De bewegingswetenschapper wijst op een onderzoek onder schakers. ‘Zij konden na hun partij een bepaalde spelsituatie tot in detail reproduceren. Maar toen zij een willekeurig schaakbord te zien kregen en de schaakstukken later op dezelfde plek moesten zetten, deden zij het niet beter dan een ander. Het schaakbord had in het laatste geval geen betekenis voor ze.’

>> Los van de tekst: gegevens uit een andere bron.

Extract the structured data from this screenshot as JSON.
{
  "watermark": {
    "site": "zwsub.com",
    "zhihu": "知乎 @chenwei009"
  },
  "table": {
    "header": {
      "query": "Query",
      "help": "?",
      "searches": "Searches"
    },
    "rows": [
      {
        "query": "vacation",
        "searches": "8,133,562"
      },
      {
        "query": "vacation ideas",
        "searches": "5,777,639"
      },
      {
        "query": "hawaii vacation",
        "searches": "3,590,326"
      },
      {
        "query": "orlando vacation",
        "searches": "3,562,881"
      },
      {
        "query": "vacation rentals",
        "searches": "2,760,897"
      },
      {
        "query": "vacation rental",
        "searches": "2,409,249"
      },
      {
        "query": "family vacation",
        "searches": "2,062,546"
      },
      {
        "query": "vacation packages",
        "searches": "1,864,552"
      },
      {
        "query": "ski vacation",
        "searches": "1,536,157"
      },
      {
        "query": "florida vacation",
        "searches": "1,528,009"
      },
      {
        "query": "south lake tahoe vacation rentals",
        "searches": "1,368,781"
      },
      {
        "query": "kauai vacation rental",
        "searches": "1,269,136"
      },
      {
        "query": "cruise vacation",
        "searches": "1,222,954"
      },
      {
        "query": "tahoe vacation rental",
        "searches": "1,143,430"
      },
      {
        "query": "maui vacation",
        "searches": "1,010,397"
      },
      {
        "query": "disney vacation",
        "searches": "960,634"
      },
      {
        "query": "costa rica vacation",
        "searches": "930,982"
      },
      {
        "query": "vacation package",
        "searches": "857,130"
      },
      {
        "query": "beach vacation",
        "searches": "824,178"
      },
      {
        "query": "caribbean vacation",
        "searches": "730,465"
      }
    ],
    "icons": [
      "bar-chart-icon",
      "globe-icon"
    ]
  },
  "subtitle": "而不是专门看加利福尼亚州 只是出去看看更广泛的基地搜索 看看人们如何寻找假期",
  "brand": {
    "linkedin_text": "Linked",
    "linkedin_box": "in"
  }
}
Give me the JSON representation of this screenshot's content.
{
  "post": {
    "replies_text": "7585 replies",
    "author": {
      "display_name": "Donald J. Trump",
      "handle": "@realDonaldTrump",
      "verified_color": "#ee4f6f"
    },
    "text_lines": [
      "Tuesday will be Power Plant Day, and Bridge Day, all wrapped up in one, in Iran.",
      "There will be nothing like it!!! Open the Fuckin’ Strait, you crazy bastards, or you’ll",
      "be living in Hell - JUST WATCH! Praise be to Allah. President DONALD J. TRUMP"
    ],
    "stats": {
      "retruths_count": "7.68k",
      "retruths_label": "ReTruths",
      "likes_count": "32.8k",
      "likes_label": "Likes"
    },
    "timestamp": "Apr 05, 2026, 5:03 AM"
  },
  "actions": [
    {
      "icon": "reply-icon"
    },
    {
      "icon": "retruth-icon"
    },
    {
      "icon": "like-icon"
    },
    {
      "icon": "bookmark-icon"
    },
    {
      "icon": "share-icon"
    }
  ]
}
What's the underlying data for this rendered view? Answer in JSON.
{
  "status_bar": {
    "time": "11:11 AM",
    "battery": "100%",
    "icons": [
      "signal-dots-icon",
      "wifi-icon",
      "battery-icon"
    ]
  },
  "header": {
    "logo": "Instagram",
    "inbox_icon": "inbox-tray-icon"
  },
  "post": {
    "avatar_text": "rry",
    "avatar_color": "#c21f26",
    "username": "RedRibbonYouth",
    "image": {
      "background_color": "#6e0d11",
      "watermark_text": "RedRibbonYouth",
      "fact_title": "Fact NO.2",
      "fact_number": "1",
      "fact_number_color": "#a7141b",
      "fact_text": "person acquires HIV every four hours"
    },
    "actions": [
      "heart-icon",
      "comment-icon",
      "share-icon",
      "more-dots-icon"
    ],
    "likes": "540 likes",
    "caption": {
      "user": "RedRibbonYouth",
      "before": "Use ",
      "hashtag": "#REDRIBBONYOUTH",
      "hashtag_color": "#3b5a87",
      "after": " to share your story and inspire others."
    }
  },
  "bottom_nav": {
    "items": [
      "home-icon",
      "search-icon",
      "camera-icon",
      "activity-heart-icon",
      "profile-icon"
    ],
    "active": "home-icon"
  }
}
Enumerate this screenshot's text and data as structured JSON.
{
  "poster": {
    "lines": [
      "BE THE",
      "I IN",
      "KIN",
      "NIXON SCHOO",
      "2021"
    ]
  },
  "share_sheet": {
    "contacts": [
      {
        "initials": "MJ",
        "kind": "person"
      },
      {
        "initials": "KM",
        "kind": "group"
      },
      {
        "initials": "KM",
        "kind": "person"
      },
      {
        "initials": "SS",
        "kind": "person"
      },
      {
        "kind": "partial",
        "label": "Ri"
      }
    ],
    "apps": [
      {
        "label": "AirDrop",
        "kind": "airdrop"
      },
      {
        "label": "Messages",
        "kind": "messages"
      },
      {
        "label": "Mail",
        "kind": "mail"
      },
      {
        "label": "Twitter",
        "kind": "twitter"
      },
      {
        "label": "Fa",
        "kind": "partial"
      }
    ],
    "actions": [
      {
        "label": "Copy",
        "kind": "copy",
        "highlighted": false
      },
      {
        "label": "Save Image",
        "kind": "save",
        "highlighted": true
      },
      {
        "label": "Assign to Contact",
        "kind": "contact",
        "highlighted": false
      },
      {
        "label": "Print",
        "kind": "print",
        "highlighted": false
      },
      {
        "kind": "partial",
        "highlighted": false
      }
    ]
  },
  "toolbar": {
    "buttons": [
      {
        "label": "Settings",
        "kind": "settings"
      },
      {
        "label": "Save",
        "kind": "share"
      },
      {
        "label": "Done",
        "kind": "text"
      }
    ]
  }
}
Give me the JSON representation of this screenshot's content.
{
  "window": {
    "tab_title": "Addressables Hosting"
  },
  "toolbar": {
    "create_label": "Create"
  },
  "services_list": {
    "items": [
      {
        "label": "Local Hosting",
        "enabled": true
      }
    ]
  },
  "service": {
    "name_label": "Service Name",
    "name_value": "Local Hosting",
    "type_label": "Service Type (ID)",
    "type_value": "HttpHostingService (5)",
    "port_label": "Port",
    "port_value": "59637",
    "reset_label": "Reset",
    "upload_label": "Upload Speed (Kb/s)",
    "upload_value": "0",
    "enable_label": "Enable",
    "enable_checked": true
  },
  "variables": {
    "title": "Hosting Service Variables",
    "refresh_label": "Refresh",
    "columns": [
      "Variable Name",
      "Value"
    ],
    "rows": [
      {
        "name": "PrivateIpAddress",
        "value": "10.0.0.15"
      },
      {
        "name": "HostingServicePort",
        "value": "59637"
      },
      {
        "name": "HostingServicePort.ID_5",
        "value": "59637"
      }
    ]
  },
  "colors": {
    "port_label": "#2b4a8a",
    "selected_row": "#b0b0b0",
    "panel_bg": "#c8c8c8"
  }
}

Segers sluit zich aan bij Savelsbergh, maar voegt toe dat je sneller anticipeert als je scherper ziet of beter diepte kunt inschatten. ‘Je anticipeert pas nadat je iets hebt waargenomen, verwerkt en gezien.’ Henk Koppelaar, hoogleraar Data en Knowledge Engineering in Delft, doet onderzoek naar de resultaten van Segers’ methode met onder meer de ‘stroboglasses’.

Aan het eind van de training leveren de doelmannen hun bril in bij keeperstrainer Van Loo. Heeft de knipperbril ze in drie maanden beter gemaakt? Van Loo: ‘Of ze betere doelman zijn geworden, durf ik niet te zeggen. Daarvoor spelen te veel factoren een rol. Hoe staan zij er fysiek voor? Wat is hun positie in het doel? Hoe sterk zijn ze mentaal? Maar dat ze op visueel gebied stappen hebben gemaakt, moge duidelijk zijn.’